If no errors are returned, the password has been changed successfully.

This mutation requires the caller to be authenticated.

Changing the email address

Changing the email address of the existing user accounts is a two-step operation. First, you need to call the requestEmailChange mutation.

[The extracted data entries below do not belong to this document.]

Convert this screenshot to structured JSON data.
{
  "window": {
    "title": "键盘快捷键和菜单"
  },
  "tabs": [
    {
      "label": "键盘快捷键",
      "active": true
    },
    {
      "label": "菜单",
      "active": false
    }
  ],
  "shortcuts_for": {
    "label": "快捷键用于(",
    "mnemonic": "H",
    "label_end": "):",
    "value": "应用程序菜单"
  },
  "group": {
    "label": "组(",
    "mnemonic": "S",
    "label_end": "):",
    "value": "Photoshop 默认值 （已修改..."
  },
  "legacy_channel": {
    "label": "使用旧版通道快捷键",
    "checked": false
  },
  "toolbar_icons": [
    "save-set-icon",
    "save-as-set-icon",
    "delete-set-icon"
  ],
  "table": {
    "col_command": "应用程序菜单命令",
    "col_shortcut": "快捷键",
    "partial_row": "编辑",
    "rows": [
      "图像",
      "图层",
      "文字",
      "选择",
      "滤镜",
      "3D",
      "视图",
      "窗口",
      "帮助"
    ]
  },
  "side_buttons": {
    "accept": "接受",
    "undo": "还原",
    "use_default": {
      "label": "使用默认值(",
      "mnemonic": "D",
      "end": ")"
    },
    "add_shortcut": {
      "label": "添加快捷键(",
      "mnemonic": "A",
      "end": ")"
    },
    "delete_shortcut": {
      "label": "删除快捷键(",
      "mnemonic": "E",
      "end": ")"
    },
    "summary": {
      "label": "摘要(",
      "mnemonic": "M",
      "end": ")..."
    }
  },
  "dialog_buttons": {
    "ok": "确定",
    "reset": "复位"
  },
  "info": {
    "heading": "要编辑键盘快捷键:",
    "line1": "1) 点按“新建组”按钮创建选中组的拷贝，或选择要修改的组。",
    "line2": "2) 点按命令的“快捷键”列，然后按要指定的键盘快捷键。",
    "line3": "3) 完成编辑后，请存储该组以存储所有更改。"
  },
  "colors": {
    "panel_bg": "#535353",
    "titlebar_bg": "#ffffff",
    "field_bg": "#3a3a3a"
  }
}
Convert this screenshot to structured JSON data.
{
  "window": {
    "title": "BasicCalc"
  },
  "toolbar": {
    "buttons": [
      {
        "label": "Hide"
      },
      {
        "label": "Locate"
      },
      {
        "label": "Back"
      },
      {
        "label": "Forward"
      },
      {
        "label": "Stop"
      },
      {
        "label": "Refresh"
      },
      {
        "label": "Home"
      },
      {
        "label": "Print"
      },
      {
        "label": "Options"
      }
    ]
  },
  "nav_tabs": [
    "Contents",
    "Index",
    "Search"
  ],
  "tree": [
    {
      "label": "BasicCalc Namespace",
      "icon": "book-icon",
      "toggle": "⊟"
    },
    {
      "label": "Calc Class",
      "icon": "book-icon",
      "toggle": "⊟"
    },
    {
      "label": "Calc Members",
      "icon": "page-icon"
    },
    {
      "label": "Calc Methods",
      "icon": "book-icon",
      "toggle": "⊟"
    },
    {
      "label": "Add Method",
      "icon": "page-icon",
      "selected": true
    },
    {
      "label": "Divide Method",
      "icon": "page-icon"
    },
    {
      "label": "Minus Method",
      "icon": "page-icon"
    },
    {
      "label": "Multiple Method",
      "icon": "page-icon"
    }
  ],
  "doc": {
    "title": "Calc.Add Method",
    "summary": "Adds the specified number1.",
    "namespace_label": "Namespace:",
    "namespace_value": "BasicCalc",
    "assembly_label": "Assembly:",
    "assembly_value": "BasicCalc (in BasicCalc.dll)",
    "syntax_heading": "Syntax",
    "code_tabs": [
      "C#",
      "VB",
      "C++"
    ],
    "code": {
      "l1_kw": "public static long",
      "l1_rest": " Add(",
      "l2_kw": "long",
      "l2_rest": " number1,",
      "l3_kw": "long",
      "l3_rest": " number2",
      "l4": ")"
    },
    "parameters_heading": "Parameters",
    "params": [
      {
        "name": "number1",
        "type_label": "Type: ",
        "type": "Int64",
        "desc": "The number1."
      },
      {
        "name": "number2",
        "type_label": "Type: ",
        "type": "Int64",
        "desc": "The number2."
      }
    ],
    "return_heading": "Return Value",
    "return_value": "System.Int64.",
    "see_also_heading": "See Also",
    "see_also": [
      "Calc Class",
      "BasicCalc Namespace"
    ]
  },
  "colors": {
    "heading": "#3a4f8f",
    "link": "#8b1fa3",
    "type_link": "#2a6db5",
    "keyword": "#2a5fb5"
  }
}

The mutation takes the following input fields:

  • newEmail: the new email address to set for the account.
  • password: the current user's password.
  • redirectUrl: path to a view where the user should be redirected to confirm the new email address.
mutation {
requestEmailChange(
newEmail: "new-address@example.com"
password: "secret"
redirectUrl: "http://localhost:3001/confirm-email/"
) {
errors {
field
code
}
user {
email
}
}
}

If there are no errors, the mutation sends an email to the newEmail address with a link to confirm the operation. In this example, we also return the email of the current user. As you can see in the response below, the email hasn't been updated yet.

{
"data": {
"requestEmailChange": {
"errors": [],
"user": {
"email": "admin@example.com"
}
}
}
}

The confirmation links include an additional query-string parameter token which is required to confirm the operation, e.g.:

http://localhost:3001/confirm-email/?token=eyJ0eXAiOiJKV1QiLCJhbGciOiJIUzI1NiJ9.eyJleHAiOjE1ODYxNzY5OTQsIm9sZF9lbWFpbCI6ImFkbWluQGV4YW1wbGUuY29tIiwibmV3X2VtYWlsIjoibmV3LWFkZHJlc3NAZXhhbXBsZS5jb20iLCJ1c2VyX3BrIjoyMX0.aGAo28Ss_zOn_TwAzLCXdY1xENpf_-uw2khORoodKR8

To confirm the operation, we need to use the confirmEmailChange mutation, which accepts the following input:

  • token: a unique token that was included in the link in the email.
mutation {
confirmEmailChange(
token: "eyJ0eXAiOiJKV1QiLCJhbGciOiJIUzI1NiJ9.eyJleHAiOjE1ODYxNzY5OTQsIm9sZF9lbWFpbCI6ImFkbWluQGV4YW1wbGUuY29tIiwibmV3X2VtYWlsIjoibmV3LWFkZHJlc3NAZXhhbXBsZS5jb20iLCJ1c2VyX3BrIjoyMX0.aGAo28Ss_zOn_TwAzLCXdY1xENpf_-uw2khORoodKR8"
) {
errors {
field
code
}
user {
email
}
}
}

If the token is valid the email should be now updated:

{
"data": {
"confirmEmailChange": {
"errors": [],
"user": {
"email": "new-address@example.com"
}
}
}
}

Both mutations require the caller to be authenticated.

Deleting the account

If you wish to remove your own customer account, you can do so by using two mutations. First, you need to request to delete your account with the accountRequestDeletion mutation. This mutation takes the following input:

  • redirectUrl: path to a view where the user can confirm deleting the account.
mutation {
accountRequestDeletion(redirectUrl: "http://localhost:3001/confirm-delete/") {
errors {
field
message
code
}
}
}

As a result, if there are no errors, the user receives an email with a link to confirm deleting their account. The link includes the token query parameter that is required in the second mutation:

http://localhost:3001/confirm-delete/?token=5ff-b5818345d8b64331b068

To confirm deleting the account, use the accountDelete mutation which accepts the following input:

  • token: a unique token that was included in the link in the email.
mutation {
accountDelete(token: "5ff-b5818345d8b64331b068") {
errors {
field
message
code
}
}
}

As a result, the account is now deleted.

Both mutations require the caller to be authenticated.